Muy al contrario, tal como se ha expuesto en torno al texto y la carta que Tolstoi dirige al zar Nicolás contra su ignorancia y su rechazo obstinado de las aspiraciones que ya se hacian clamorosas desde todas las instancias y clases sociales. Vano e infructuoso fue su intento, que por otra parte, incrementaba su aura colmada de mesianismo, pues siente en sus propias carnes la condición de ser la voz de un profeta que clama en el desierto. Señala Bloom [1996: 349] que Tolstoi «deseaba el martirio de forma desesperada, martirio que el gobierno del zar le negó astutamente, pues persiguió a sus seguidores pero se negó a tocar al sabio y novelista famoso en todo el mundo, reconocido desde el principio como el auténtico héroe y seguidor de Pushkin, y también como el más grande de todos los escritores de Rusia».

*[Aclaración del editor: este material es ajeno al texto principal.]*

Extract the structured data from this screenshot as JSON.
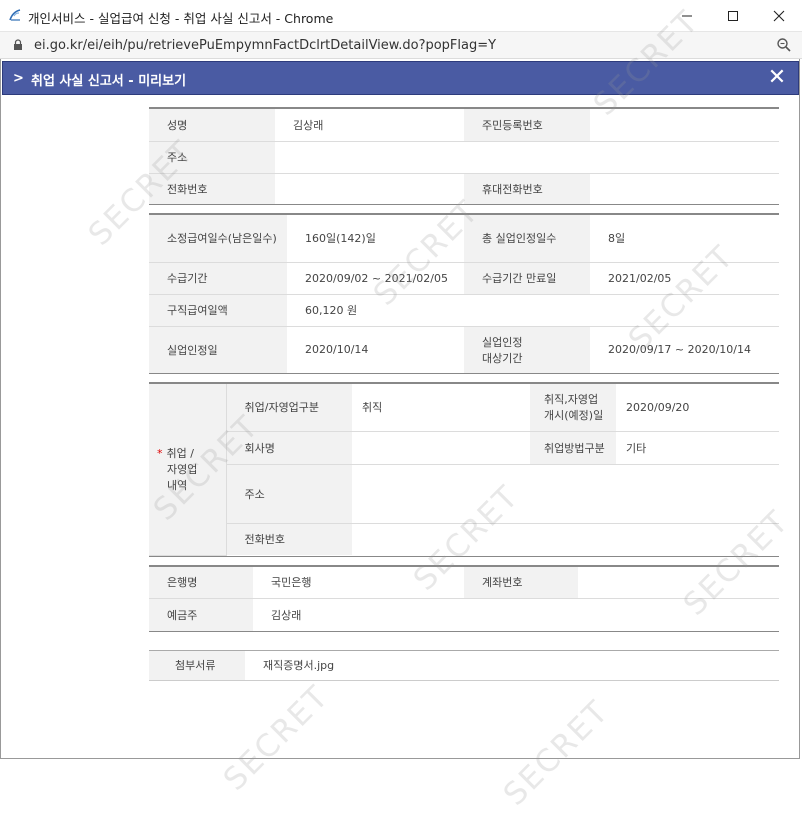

El martirio estaba destinado a otro personaje, al propio Nicolás II, quien era un zar crispado, neurótico y obsesionado por la conservación de las formas del pasado. No duda en masacrar a los más de cien mil manifestantes pacíficos que el 9 de enero de 1905 acudieron a expresar sus peticiones ante el Palacio de Invierno, en Petersburgo. Pero la entrada de Rusia en la Gran Guerra es la que desencadenará el imparable proceso que conduce a las revoluciones de febrero y octubre de 1917, a su destitución, al encarcelamiento de todos los miembros de la familia imperial, y a la noche en que todos sus miembros fueron fusilados.